[proofplan]
We prove the contrapositive at the level of a single feasible solution. If a locally optimal solution were not globally optimal, the completeness hypothesis for the neighbourhood system would produce a neighbouring feasible solution with strictly larger objective value. This contradicts the defining inequality for local optimality, so no locally optimal solution can fail to be globally optimal.
[/proofplan]
[step:Assume a locally optimal solution fails to be globally optimal]
Let $F_0 \in \mathcal{F}$ be locally optimal, meaning that $w(F') \leq w(F_0)$ for every $F' \in N(F_0)$. Assume, for contradiction, that $F_0$ is not globally optimal. By definition of not being globally optimal for this maximisation problem, there exists $G \in \mathcal{F}$ such that
\begin{align*}
w(G) > w(F_0).
\end{align*}
[guided]
Fix a feasible solution $F_0 \in \mathcal{F}$ and assume that it is locally optimal. This means that every feasible solution lying in its neighbourhood has objective value no larger than the objective value of $F_0$:
\begin{align*}
w(F') \leq w(F_0) \quad \text{for every } F' \in N(F_0).
\end{align*}
To prove that $F_0$ is globally optimal, we argue by contradiction. Suppose $F_0$ is not globally optimal. Since this is a maximisation problem with objective function $w: \mathcal{F} \to \mathbb{R}$, not being globally optimal means precisely that some feasible solution has strictly larger objective value. Thus there exists $G \in \mathcal{F}$ such that
\begin{align*}
w(G) > w(F_0).
\end{align*}
This strict inequality is the only fact about global non-optimality that will be needed.
[/guided]
[/step]
[step:Use completeness of the neighbourhood system to produce an improving neighbour]

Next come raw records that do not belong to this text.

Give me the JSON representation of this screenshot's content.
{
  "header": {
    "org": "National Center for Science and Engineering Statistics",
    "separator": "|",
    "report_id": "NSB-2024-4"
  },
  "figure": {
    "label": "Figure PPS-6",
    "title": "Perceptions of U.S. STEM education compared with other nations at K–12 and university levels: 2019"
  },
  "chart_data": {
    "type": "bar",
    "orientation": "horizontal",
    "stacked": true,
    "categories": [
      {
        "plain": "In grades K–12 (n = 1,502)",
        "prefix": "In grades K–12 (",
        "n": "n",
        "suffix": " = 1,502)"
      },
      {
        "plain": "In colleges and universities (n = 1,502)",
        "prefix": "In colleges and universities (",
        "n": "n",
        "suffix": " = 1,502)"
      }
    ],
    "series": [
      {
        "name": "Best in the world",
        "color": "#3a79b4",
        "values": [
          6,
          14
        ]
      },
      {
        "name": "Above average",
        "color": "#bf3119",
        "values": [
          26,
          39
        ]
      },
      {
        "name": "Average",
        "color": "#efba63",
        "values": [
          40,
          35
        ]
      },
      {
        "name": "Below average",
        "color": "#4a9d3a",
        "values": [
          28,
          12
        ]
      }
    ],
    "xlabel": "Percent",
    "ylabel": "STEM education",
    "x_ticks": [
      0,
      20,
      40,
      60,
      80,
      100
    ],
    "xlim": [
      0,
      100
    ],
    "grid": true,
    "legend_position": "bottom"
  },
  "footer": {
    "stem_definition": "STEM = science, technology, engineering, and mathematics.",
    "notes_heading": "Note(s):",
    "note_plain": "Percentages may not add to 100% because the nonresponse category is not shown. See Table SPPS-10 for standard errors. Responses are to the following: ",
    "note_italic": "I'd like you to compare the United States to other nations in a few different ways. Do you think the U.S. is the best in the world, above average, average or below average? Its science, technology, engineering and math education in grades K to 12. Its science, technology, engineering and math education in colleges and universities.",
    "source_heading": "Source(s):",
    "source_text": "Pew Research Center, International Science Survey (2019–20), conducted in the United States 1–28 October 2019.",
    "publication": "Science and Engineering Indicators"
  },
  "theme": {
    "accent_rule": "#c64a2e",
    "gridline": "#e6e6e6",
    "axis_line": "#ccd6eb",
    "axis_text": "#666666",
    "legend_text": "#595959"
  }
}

Since $F_0$ is not globally optimal, the completeness hypothesis applied to $F_0$ gives a feasible solution $F_1 \in N(F_0)$ such that
\begin{align*}
w(F_1) > w(F_0).
\end{align*}
[/step]
[step:Contradict local optimality and conclude global optimality]

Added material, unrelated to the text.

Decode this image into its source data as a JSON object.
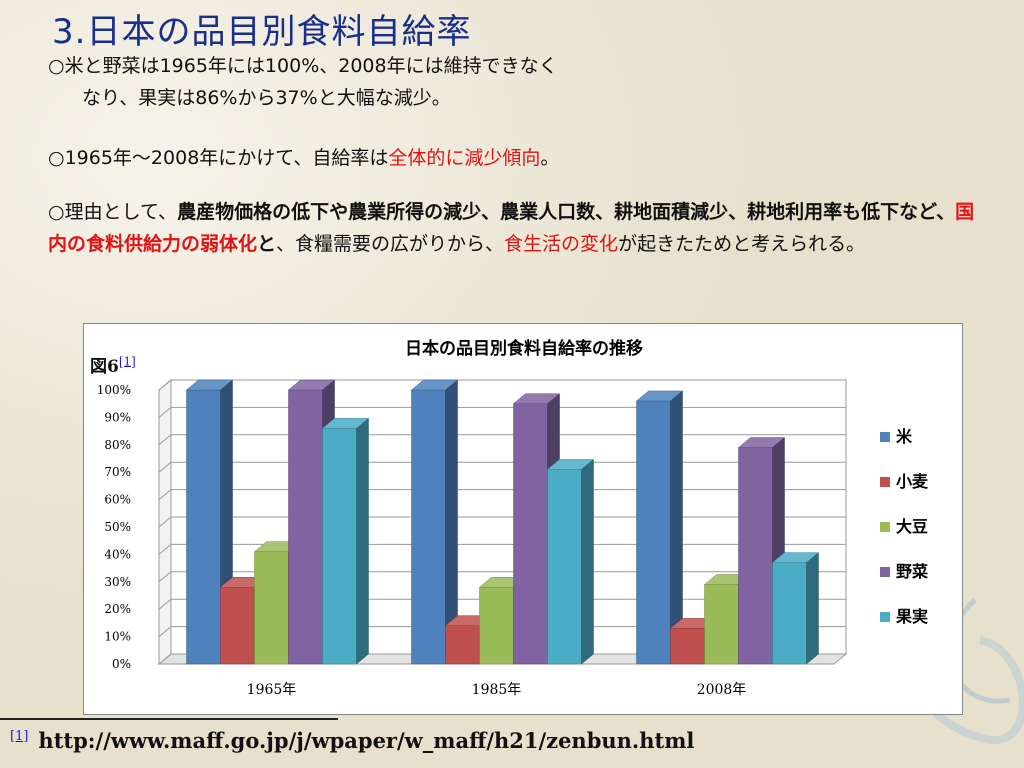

Because $F_1 \in N(F_0)$ and $F_0$ is locally optimal, we must have
\begin{align*}
w(F_1) \leq w(F_0).
\end{align*}
This contradicts the strict improvement
\begin{align*}
w(F_1) > w(F_0).
\end{align*}
Therefore the assumption that $F_0$ is not globally optimal is false. Hence every locally optimal feasible solution $F_0 \in \mathcal{F}$ satisfies
\begin{align*}
w(G) \leq w(F_0) \quad \text{for every } G \in \mathcal{F},
\end{align*}
so every locally optimal feasible solution is globally optimal.